The company believes that high oil and gas prices will boost the earnings of its production business. XOM expects second-quarter operating results of the oil and liquid businesses to reflect an improvement of $1-$1.4 billion from the March-end quarter of 2022. The improvement in natural gas prices is likely to have contributed $1.5-$1.9 billion to the upstream business’ profits of ExxonMobil.
Coming back to Shell, the European energy major added that persistently high oil and natural gas prices boosted the value of its energy holdings. In that context, Shell will be able to reverse $3.5-4.5 billion in impairment charges that it took during the pandemic when coronavirus and associated demand deceleration wiped billions off the oil and natural gas asset value.

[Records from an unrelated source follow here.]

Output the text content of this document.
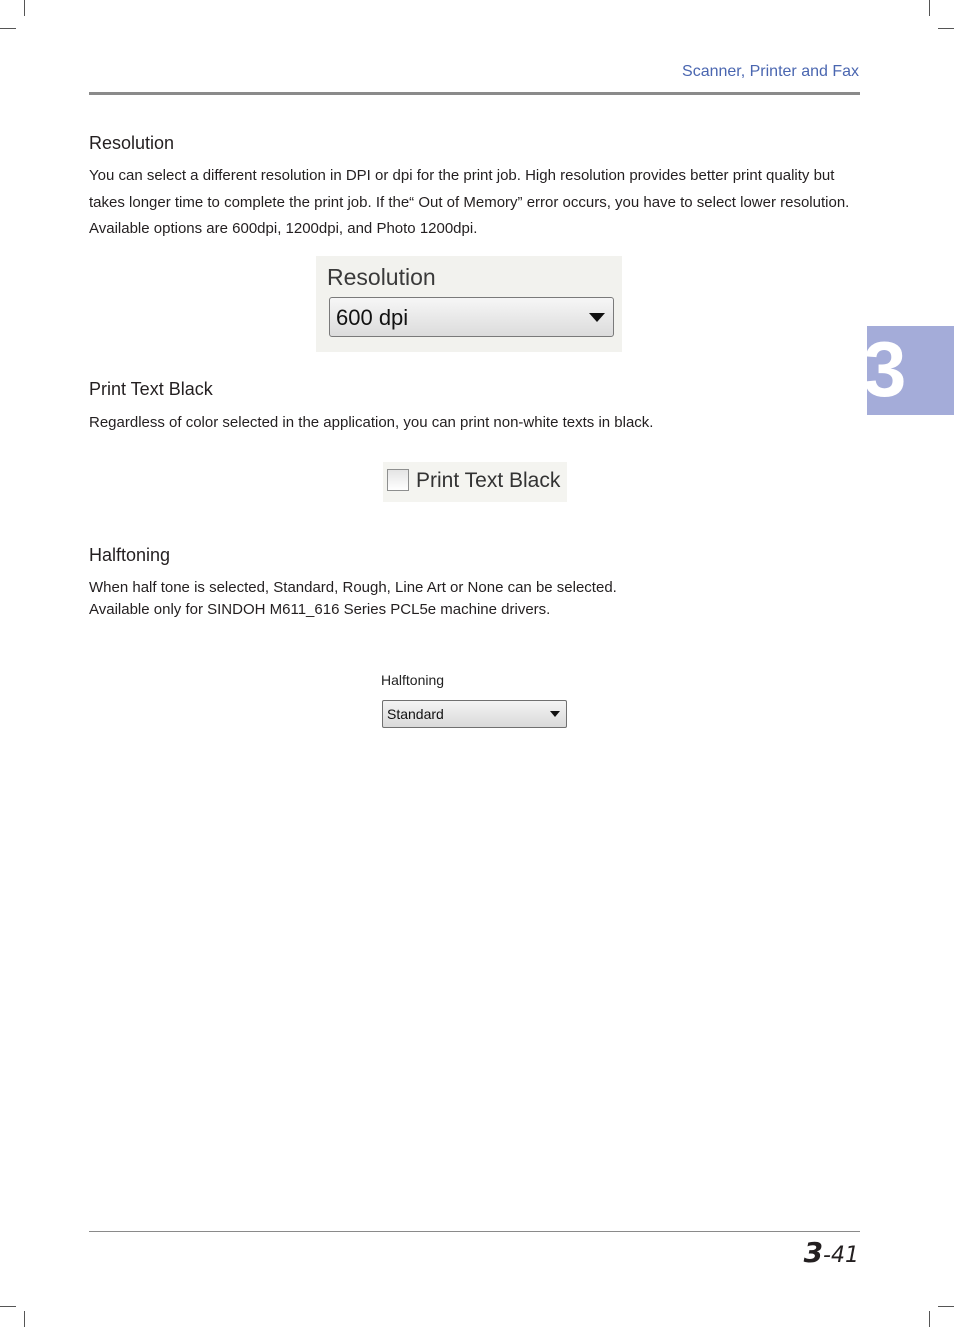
Scanner, Printer and Fax
3
Resolution
You can select a different resolution in DPI or dpi for the print job. High resolution provides better print quality but takes longer time to complete the print job. If the“ Out of Memory” error occurs, you have to select lower resolution. Available options are 600dpi, 1200dpi, and Photo 1200dpi.
Resolution
600 dpi
Print Text Black
Regardless of color selected in the application, you can print non-white texts in black.
Print Text Black
Halftoning
When half tone is selected, Standard, Rough, Line Art or None can be selected.
Available only for SINDOH M611_616 Series PCL5e machine drivers.
Halftoning
Standard
3-41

At the same time, the company’s exit from Russia will cost it some $300 million to $350 million on its quarterly earnings.

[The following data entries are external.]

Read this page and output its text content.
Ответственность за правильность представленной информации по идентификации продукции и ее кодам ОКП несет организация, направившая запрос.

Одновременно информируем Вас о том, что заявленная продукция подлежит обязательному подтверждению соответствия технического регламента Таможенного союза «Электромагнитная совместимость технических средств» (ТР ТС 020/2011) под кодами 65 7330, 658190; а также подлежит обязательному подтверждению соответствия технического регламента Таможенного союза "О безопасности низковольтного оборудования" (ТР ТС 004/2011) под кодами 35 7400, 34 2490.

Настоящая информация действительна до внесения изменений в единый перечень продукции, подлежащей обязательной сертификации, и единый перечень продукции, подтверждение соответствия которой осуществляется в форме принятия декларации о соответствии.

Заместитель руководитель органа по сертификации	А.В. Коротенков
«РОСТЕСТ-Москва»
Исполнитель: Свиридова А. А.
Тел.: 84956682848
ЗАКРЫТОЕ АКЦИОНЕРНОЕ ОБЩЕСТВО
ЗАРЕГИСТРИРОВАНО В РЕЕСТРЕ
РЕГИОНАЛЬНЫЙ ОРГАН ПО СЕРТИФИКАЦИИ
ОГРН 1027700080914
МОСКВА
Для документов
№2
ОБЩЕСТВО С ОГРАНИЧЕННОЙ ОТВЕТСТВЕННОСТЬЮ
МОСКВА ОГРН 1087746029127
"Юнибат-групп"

Now, let’s dig into some other segment-wise selected items from Thursday’s release.
Upstream
According to the latest update, Shell’s upstream production fell by 16% on a year-over-year basis in the second quarter of 2022 at the midpoint of the guidance. The supermajor is estimating its output in the range of 1,850-1,950 MBOE/d compared to 2,262 MBOE/d a year ago and 2,025 MBOE/d in the first quarter of 2022. Tax charges are expected to hurt earnings in the range of $2.8-3.4 billion.
Integrated Gas
Shell’s LNG liquefaction volumes are expected in the range of 7.4-8 million tons (following the removal of volumes associated with the Sakhalin facility in Russia), which translates into an improvement of around 2.8% year over year but a decrease of 3.8% sequentially. Shell’s integrated gas production is expected to increase to the range of 930,000-980,000 barrels of oil equivalent per day (BOE/d), or 955,000 BOE/d at the midpoint. It was 938,000 BOE/d in the second quarter of 2021 and 896,000 BOE/d in the March quarter.